I want to show that a function f:X→Y is injective. We are given that f is surjective and preserves order.

Homework Equations

Definition of an order preserving map:

If x≤y implies f(x)≤f(y)

The Attempt at a Solution

So if we assume that it is not injective then we are assuming that f(x)=f(y) and x\neqy.

Then either x>y or y<x.
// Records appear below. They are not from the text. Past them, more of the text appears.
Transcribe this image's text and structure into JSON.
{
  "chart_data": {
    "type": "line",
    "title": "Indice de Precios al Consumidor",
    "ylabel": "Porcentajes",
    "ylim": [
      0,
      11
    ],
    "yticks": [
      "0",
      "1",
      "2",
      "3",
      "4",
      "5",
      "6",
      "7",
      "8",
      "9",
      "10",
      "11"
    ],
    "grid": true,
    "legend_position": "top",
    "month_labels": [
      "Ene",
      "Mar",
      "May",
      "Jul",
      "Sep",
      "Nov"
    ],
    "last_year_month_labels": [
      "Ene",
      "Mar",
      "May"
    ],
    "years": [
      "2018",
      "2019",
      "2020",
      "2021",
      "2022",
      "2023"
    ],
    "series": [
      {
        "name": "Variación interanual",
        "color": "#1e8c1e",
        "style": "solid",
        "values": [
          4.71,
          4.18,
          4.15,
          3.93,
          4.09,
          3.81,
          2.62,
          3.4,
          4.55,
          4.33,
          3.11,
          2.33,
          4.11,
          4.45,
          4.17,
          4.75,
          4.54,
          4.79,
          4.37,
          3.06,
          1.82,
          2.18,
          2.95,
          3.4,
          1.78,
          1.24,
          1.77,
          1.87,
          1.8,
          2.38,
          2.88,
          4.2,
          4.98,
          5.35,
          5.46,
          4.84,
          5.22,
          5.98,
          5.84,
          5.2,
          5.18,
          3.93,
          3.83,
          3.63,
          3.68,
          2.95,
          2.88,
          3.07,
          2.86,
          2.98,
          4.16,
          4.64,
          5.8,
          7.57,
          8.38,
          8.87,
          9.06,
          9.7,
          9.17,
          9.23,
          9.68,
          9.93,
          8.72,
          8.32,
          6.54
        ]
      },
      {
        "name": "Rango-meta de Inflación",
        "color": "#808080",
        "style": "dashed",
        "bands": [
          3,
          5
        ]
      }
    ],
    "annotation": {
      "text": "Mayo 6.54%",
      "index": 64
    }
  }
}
Assuming both, would clearly be a contradiction since it can only be one or the other in an ordered set.

Now I need to show that x>y raises a contradiction and similarly x<y also raises a contradiction.


My main question here is if x<y is it a contradiction if f(x)=f(y)?
It seems like if order is preserved then if x<y then f(x)<f(y)
but by the definition, it appears that if x<y then f(x)<f(y) or f(x)=f(y).

Thank you for your time.

 

[HallsofIvy]

Homework Statement

Let X and Y be ordered sets in the order topology.
I want to show that a function f:X→Y is injective. We are given that f is surjective and preserves order.

Homework Equations

Definition of an order preserving map:

If x≤y implies f(x)≤f(y)

The Attempt at a Solution

So if we assume that it is not injective then we are assuming that f(x)=f(y) and x\neqy.

Then either x>y or y<x.
Assuming both, would clearly be a contradiction since it can only be one or the other in an ordered set.

Now I need to show that x>y raises a contradiction and similarly x<y also raises a contradiction.

Yes, you do. Use the fact that f is an order preserving map. If x< y, what can you say about f(x) and f(y)?

My main question here is if x<y is it a contradiction if f(x)=f(y)?
It seems like if order is preserved then if x<y then f(x)<f(y)
but by the definition, it appears that if x<y then f(x)<f(y) or f(x)=f(y).

What, exactly, is that definition? "if x< y the f(x)\le f(y)?

Thank you for your time.

 

[EV33]

Thank you, HallsofIvy. Actually, what you just said is exactly what my question is. My question was probably a little convoluted so let me restate it.

I was trying to ask, if we have a function that preserves order
and x<y

1) do we conclude that f(x)<f(y)

2)or do we conclude that f(x)≤f(y)

The definition makes me think it is the second option but if I didn't have the definition I would have thought it was the first.

 

[EV33]

Just to make it more clear what I am asking. If order is preserved does it mean

if x<y implies f(x)<f(y)
if x>y implies f(x)>f(y)
if x=y imples f(x)=f(y)
if x≤y imples f(x)≤f(y)
if x≥y imples f(x)≥f(y)